The CIA has amazingly talented people. Unfortunately, Afghan culture is complex and probably incomprehensible to the CIA and other American groups. Pakistan also is intertwined with multiple allies/enemies, interests and motivations. Most Al Qaeda and Taliban leaders and followers fled to Pakistan and had at least some protections there. Three major American institutions were involved: CIA, military and State Department, all with talented people but each with different agendas, goals and motivations--and they did not get along with each other. Part of this was arrogance, believing the others were incompetent and moving to inevitable defeat. American leadership seemed especially unhelpful (incompetence comes to mind). Under Bush the war was funded on the cheap and soon ignored for the Iran invasion (a possibly larger debacle). They believed in torture and had other unfortunate attitudes. The Obama administration seemed no better, providing limited guidance and never came up with a viable plan with all institutions working on common strategies and goals.

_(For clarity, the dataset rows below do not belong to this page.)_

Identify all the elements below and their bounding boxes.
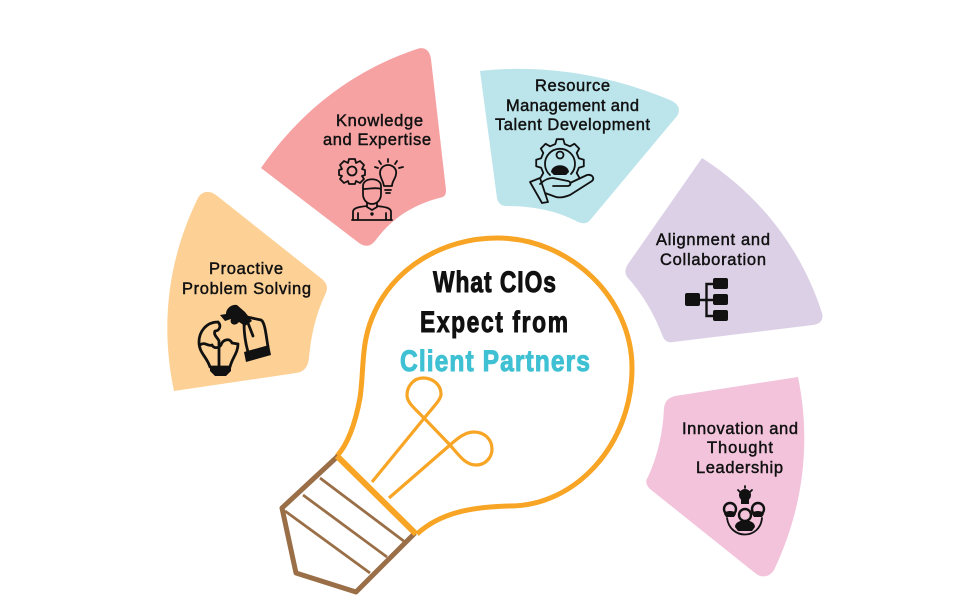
- label: knowledge and expertise: Knowledge: [336, 112, 423, 130]
- label: resource management and talent development: Talent Development: [495, 116, 650, 134]
- label: knowledge and expertise: [323, 112, 431, 149]
- title: What CIOs: [433, 265, 556, 299]
- panel: innovation and thought leadership: [646, 377, 804, 576]
- label: innovation and thought leadership: Thought: [707, 439, 773, 457]
- title: Expect from: [420, 305, 568, 339]
- label: innovation and thought leadership: Innovation and: [682, 420, 798, 438]
- panel: proactive problem solving: [167, 192, 327, 391]
- title: [400, 265, 590, 378]
- title: Client Partners: [400, 344, 590, 378]
- filament: [372, 378, 492, 498]
- bulb collar: [337, 456, 416, 534]
- panel: alignment and collaboration: [625, 158, 823, 342]
- panel: knowledge and expertise: [261, 48, 446, 246]
- light bulb: [282, 238, 632, 592]
- bulb outline: [337, 238, 632, 534]
- label: alignment and collaboration: Alignment and: [656, 231, 770, 249]
- screw base: [282, 456, 415, 592]
- icon: person with gear and bulb: [339, 159, 403, 220]
- icon: puzzle bulb and hand: [199, 305, 271, 376]
- label: innovation and thought leadership: [682, 420, 798, 477]
- icon: hierarchy diagram: [685, 278, 728, 321]
- label: resource management and talent development: Resource: [535, 77, 610, 95]
- label: proactive problem solving: Problem Solving: [182, 280, 311, 298]
- panel: resource management and talent development: [480, 69, 679, 223]
- icon: gear and person in hand: [530, 139, 593, 203]
- label: resource management and talent development: [495, 77, 650, 134]
- label: proactive problem solving: [182, 260, 311, 298]
- icon: team with idea bulb: [724, 486, 764, 534]
- label: alignment and collaboration: [656, 231, 770, 269]
- label: knowledge and expertise: and Expertise: [323, 131, 431, 149]
- label: innovation and thought leadership: Leadership: [696, 459, 783, 477]
- label: proactive problem solving: Proactive: [209, 260, 283, 278]
- label: alignment and collaboration: Collaboration: [660, 251, 766, 269]
- label: resource management and talent development: Management and: [506, 97, 639, 115]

The Afghan culture was corrupt (unbelievably corrupt by our standards) beginning with Karzai and his family. The Kabul government was incompetent and corrupt and had limited control outside the city. Little progress was made in basic infrastructure like roads and schools as money seemed to disappear quickly. The culture was tribal, making a national perspective difficult, especially for forming police and military. The Taliban returned making territories stay under central control virtually impossible. The concept of political order did not happen.

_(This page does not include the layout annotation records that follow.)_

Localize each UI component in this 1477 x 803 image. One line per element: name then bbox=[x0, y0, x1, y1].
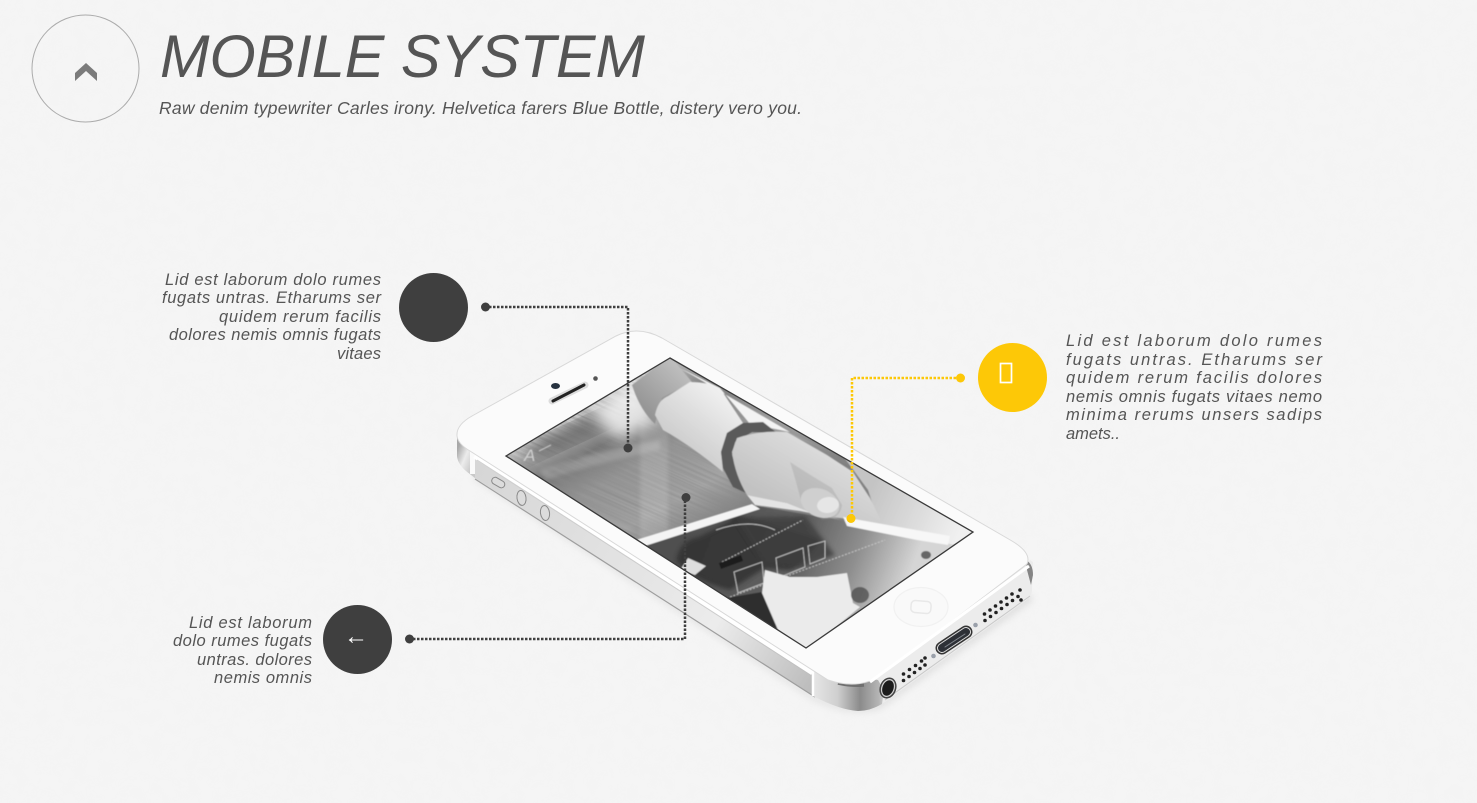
screws bbox=[931, 623, 978, 658]
text block: bottom-left: Lid est laborum bbox=[189, 614, 312, 632]
white paper strip bbox=[636, 504, 760, 546]
phone front face bbox=[457, 331, 1028, 684]
text block: right: minima rerums unsers sadips bbox=[1066, 406, 1322, 424]
icon: yellow circle with placeholder glyph bbox=[978, 343, 1047, 412]
right paper bbox=[845, 460, 972, 545]
text block: top-left: dolores nemis omnis fugats bbox=[169, 326, 381, 344]
screen photo: hand and tablet bbox=[507, 358, 972, 647]
earpiece, camera and sensor bbox=[551, 376, 598, 401]
title: MOBILE SYSTEM bbox=[160, 23, 645, 90]
text block: right: quidem rerum facilis dolores bbox=[1066, 369, 1322, 387]
hand bbox=[732, 432, 884, 527]
text block: right: nemis omnis fugats vitaes nemo bbox=[1066, 388, 1322, 406]
screen border bbox=[506, 358, 973, 648]
subtitle: Raw denim typewriter Carles irony. Helvetica farers Blue Bottle, distery vero you. bbox=[159, 98, 802, 118]
text block: bottom-left bbox=[173, 614, 312, 687]
icon: dark circle with left arrow: ← bbox=[344, 623, 368, 650]
text block: right: amets.. bbox=[1066, 425, 1120, 443]
text block: bottom-left: untras. dolores bbox=[197, 651, 312, 669]
text block: top-left: fugats untras. Etharums ser bbox=[162, 289, 382, 307]
text block: right bbox=[1066, 332, 1324, 443]
volume and mute buttons bbox=[490, 476, 550, 521]
lightning port bbox=[942, 632, 966, 648]
panels of dashboard bbox=[716, 520, 885, 597]
text block: bottom-left: nemis omnis bbox=[214, 669, 312, 687]
white lower patch bbox=[762, 570, 860, 652]
sleeve and arm bbox=[632, 356, 692, 424]
illustration: smartphone bbox=[456, 330, 1033, 712]
screen photo: hand and tablet: A bbox=[523, 446, 535, 465]
text block: top-left bbox=[162, 271, 382, 363]
phone shadow bbox=[475, 472, 1032, 711]
dark tablet area bbox=[647, 506, 954, 624]
text block: right: fugats untras. Etharums ser bbox=[1066, 351, 1324, 369]
home button bbox=[894, 588, 948, 626]
connector: yellow callout bbox=[846, 374, 965, 523]
icon: dark circle with left arrow bbox=[323, 605, 392, 674]
text block: top-left: Lid est laborum dolo rumes bbox=[165, 271, 381, 289]
text block: right: Lid est laborum dolo rumes bbox=[1066, 332, 1322, 350]
speaker grille left bbox=[902, 656, 927, 682]
text block: top-left: vitaes bbox=[337, 345, 381, 363]
text block: top-left: quidem rerum facilis bbox=[219, 308, 381, 326]
speaker grille right bbox=[983, 588, 1023, 622]
icon: chevron up in outlined circle bbox=[32, 15, 139, 122]
phone side band bbox=[457, 434, 830, 697]
icon: dark circle top-left bbox=[399, 273, 468, 342]
connector: top-left callout bbox=[481, 302, 632, 452]
watch band bbox=[721, 422, 777, 493]
phone bottom edge bbox=[813, 560, 1033, 711]
text block: bottom-left: dolo rumes fugats bbox=[173, 632, 312, 650]
headphone jack bbox=[878, 676, 898, 700]
connector: bottom-left callout bbox=[405, 493, 690, 644]
grid area bbox=[728, 592, 778, 629]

Directorate S was part of Pakistani intelligence, something of a counterpart to the CIA. Which side they were on (Pakistan was nominally a US ally, in part based on billions in US aid) was hard to know--Pakistani positions seemed to switch from decision to decision and they had the ability to pass the buck of responsibility to others when multiple ethnic groups and interests existed across the country. As with the US, Pakistan's military, intelligence and central government had different interests and motivations. Support by, say, the central government did not mean a decision was carried out as expected. Coll was the most vague about Pakistan's role in decades of catastrophes, probably as expected. He could talk to dozens of US officials, and had contact with Afghans, but much less with Pakistanis.
I also watched as much of The Looming Tower as I could stomach (the US versus Al Qaeda up to 9/11), then The Post on the publication of the Pentagon Papers. We got into these wars with some regularity and proceeded to make asinine decisions for decades. These were run by thousands of dedicated, experienced professionals, after substantial history and analysis. How was this possible? I assume that arrogance and single-minded focus on limited short-term institutional goals were major factors, plus amazingly bad leadership were explanations. Can we blame Truman and Eisenhower for Vietnam or should McNamara and Johnson bare the brunt of the blame? The Pentagon Papers showed that McNamara determined that the war was unwinnable, proceeded to expand it and lie about the results. Why?
Is the answer in psychology and behavioral economics (focusing on judgment biases and how incredibly flawed people can be)? Political science (such as flawed motivations because of future reelections; political leaders can lack empathy especially for people on the other side of the world)? Sociology (countries have different cultures, as do institutions and any number of ways to compare groups; a key factor seems the inability of individuals from one culture to understand those of another). Strange quirks of circumstances that produced a Hitler, Stalin, LBJ or a McNamara? Does it take a thorough analysis of history across countries, cultures, and changing incentives? Don't expect answers here, but I will be contemplating at least some of these factors in future posts.